Freud explains at length how repression of desire (sexual, sensual or otherwise) is fundamental to how human behaviour transpires. He termed the superego as the individualization of repression and in consequence a key determinant of character development. Freud’s key insight is how the processes specific to the individual is not exclusive from larger socio-political phenomena. Thus, though the superego was partially based on “the child’s internalization of the father’s superego, the resulting character structure did not always fit hand in glove with the economy”. (Langman, 1991, p. 169) In reality, individual character could be more resistant to modification than established socio-economic structures. It is not an exaggeration to claim that the individual is the basic unit for the construction of culture. This is especially evident in capitalist cultures. But as the character structure was “shaped not only by contemporary experiences but the legacies of earlier generations, more archaic legacies endured sub rosa and could sustain particular values and beliefs despite social change.” (Langman, 1991, p. 169) Hence Freudian Theory has contributed to exposing the interdependence of social formation and individual identity formation.

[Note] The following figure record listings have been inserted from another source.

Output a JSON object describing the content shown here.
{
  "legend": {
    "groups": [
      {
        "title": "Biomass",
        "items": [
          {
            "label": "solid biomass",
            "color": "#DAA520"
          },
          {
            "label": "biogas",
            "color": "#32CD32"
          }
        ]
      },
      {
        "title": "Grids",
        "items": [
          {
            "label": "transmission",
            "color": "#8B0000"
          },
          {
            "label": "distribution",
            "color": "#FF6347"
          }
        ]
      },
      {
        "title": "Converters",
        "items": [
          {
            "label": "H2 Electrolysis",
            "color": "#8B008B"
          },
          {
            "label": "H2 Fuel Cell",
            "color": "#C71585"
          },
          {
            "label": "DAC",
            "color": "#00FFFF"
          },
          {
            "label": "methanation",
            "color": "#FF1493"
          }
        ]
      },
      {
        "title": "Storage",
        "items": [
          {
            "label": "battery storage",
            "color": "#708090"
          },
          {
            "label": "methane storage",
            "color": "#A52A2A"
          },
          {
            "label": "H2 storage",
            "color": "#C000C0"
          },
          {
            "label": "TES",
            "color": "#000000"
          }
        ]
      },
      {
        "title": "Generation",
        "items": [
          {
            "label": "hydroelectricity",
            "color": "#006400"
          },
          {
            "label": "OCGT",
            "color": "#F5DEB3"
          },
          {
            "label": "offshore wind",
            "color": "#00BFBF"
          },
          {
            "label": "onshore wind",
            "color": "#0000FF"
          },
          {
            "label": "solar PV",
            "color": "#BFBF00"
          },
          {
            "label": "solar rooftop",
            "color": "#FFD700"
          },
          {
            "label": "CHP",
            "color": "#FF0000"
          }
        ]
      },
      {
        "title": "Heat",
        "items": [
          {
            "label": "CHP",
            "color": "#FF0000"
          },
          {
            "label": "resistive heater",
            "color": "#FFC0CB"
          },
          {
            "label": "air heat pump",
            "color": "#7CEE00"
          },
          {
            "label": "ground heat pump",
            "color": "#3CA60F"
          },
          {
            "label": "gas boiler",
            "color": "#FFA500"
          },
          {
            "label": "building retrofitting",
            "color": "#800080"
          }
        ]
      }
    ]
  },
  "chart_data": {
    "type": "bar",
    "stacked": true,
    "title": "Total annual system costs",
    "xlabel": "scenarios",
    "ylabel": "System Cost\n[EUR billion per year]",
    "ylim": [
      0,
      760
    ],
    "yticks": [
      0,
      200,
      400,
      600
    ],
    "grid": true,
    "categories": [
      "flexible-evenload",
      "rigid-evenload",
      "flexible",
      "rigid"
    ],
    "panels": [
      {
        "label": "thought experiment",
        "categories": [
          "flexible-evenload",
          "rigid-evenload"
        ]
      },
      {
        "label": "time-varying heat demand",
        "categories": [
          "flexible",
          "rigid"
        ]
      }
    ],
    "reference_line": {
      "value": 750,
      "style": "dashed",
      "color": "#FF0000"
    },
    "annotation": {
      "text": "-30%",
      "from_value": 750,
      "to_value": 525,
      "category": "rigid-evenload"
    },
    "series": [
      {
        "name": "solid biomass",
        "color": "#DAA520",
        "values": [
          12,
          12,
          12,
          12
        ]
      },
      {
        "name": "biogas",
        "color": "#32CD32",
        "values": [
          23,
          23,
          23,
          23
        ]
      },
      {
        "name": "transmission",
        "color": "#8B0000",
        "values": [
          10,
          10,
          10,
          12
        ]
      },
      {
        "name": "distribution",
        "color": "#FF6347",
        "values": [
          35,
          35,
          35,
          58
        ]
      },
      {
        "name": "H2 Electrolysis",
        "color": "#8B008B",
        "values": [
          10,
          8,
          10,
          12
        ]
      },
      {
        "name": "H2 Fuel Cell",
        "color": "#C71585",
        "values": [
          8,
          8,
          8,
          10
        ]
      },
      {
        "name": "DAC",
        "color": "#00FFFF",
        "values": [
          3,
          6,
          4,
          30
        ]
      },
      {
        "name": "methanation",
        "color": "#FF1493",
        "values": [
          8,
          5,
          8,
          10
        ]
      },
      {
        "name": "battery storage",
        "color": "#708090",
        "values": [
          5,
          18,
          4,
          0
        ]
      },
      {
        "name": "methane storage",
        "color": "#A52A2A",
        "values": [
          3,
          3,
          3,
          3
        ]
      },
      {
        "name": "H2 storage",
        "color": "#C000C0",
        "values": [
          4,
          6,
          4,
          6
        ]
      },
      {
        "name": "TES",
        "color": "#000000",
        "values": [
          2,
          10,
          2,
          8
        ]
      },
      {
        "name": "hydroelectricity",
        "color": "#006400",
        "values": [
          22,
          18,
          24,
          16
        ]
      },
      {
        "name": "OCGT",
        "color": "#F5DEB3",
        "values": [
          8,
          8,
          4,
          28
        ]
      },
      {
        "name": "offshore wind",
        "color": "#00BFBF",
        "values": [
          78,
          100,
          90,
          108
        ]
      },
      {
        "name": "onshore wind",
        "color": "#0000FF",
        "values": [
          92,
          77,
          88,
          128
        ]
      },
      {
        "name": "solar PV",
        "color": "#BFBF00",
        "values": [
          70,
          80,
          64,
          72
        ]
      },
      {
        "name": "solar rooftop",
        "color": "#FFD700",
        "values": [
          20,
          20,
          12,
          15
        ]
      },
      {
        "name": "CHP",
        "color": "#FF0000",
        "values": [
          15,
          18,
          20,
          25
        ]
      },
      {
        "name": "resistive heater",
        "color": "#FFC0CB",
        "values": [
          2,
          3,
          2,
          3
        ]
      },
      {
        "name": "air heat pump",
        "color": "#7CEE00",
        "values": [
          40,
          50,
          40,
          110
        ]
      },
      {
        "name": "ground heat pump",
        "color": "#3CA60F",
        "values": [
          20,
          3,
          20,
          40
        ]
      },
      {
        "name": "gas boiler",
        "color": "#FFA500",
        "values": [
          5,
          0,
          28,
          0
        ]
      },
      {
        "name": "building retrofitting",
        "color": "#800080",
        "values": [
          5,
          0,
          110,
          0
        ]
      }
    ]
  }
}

Further, Freud was one of the first to introduce the idea of the unstable subject, profoundly and uncertainly divided between the conscious and unconscious. This separation comes transpires due to the movement of the individual from being into meaning,
“whereby the raw material of human subjectivity (the infant) encounters the laws of culture and the demand to take up a position within the symbolic structures of that culture (meaning). This means giving up original anarchic and asocial drives and desires in favour of those acceptable to the social order. In doing so, the individual is required to repress those drives and desires into the space that at that moment opens up for them, that of the unconscious. Thus, the movement from being into meaning inevitably involves the founding principle of loss.” (Easthope & Mcgowan, 2004, p. 73)
The function of language is important to understanding the psychological and social formation of the self. Both Lacan and Freud have formulated their ideas on the subject. Lacan, who belonged to a later generation of psychologists than Freud, was of the view that all experiential and existential phenomena discussed in Freudian Theory could be studied in linguistic terms. This is a radical idea that attempts to understand complex cognitive processes in quasi-mathematical terms. The act of internal or external speech “involves intricate, imaginary projections and cross-identifications in which otherness opens up the privileged site of the unconscious.” (Przybylowicz, 1986, p. 5) Hence, a path is paved for understanding individual psychology via an analysis of “the narrative’s rhetorical structures which reveal displaced, repressed desire.” (Przybylowicz, 1986, p. 5) Freud found it problematic in applying his theories and techniques in the study of art and literature. To see the process of literary creation in terms of ‘wish fulfilment’ (which is the basis for human motivation and thought) is neither intuitive nor conventional. Freudian Theory reckons that what manifests as fantasy is actually the unfettered energy of the unconscious.